DOI-DO / dcat-us

Data Catalog Vocabulary (DCAT) - United States Profile Chief Data Officers Council & Federal Committee on Statistical Methodology
Other
58 stars 6 forks source link

Provide specific implementation guidance for provenance metadata if a dataset is produced by a versioned business process/system #127

Closed jqnatividad closed 8 months ago

jqnatividad commented 11 months ago

Creator Name: Joel Natividad Creator Affiliation: datHere, Inc.

Requirement(s)

When a dataset is produced/exported by a versioned business process/system, the provided provenance metadata should include:

Problem Statement

Datasets are often produced by repeatable business processes/workflows. These processes/workflows often have version numbers, and are also often automated/semi-automated.

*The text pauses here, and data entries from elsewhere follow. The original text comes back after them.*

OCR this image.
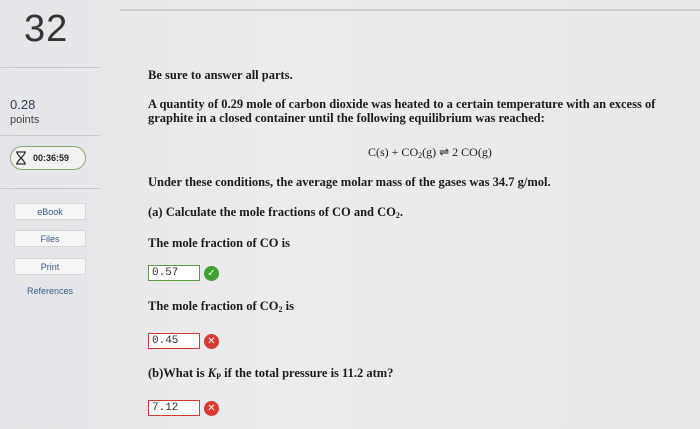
32
0.28
points
00:36:59
eBook
Files
Print
References
Be sure to answer all parts.
A quantity of 0.29 mole of carbon dioxide was heated to a certain temperature with an excess of
graphite in a closed container until the following equilibrium was reached:
$C(s) + CO_2(g)$ ⇌ 2 CO(g)
Under these conditions, the average molar mass of the gases was 34.7 g/mol.
(a) Calculate the mole fractions of CO and $CO_2$.
The mole fraction of CO is
0.57	✓
The mole fraction of $CO_2$ is
0.45	✕
(b)What is $K_P$ if the total pressure is 11.2 atm?
7.12	✕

To effectively track the provenance of datasets and increase its Reusability (R1.2) and more importantly, its Reproducibility, it'd be great if we can get detailed, machine-readable provenance metadata of the process/system that produced it beyond the free text provenance statement.

Target Audience / Stakeholders

Everyone.

Intended Uses / Use Cases

Use 1. If errors are found in the data, track if the process/system that produced it, to help find the root cause of the error (is it a defect in the process/system? A data collection error?) Use 2. Reproduce the dataset. Use 3. Identify suspect datasets that need to be verified if a specific version of a system/process is found to have a defect/vulnerability Use 4. Identify suspect datasets that need to be recreated because it was created by a COTS package or a vendor that has been compromised

fellahst commented 8 months ago

DCAT-US indeed offers properties that address provenance, as detailed in the usage guide. However, it's important to note that providing a detailed description of the workflow steps involved in the creation of a dataset is beyond the scope of DCAT-US. For comprehensive tracking of the provenance, including specific workflow steps and versions, the PROV-O ontology is recommended as it is compatible with DCAT standard. PROV-O can articulate detailed, machine-readable provenance metadata, including aspects like the name/identifier, URL, and version of the process or system used. Additionally, dcat:qualifiedRelation within DCAT-US can be employed to refer to the provenance document or data (with provenance data role) . See Related resources section. This combination ensures thorough documentation of the provenance, addressing your requirements for tracking errors, reproducing datasets, and identifying datasets that may be affected by system or process defects or vulnerabilities.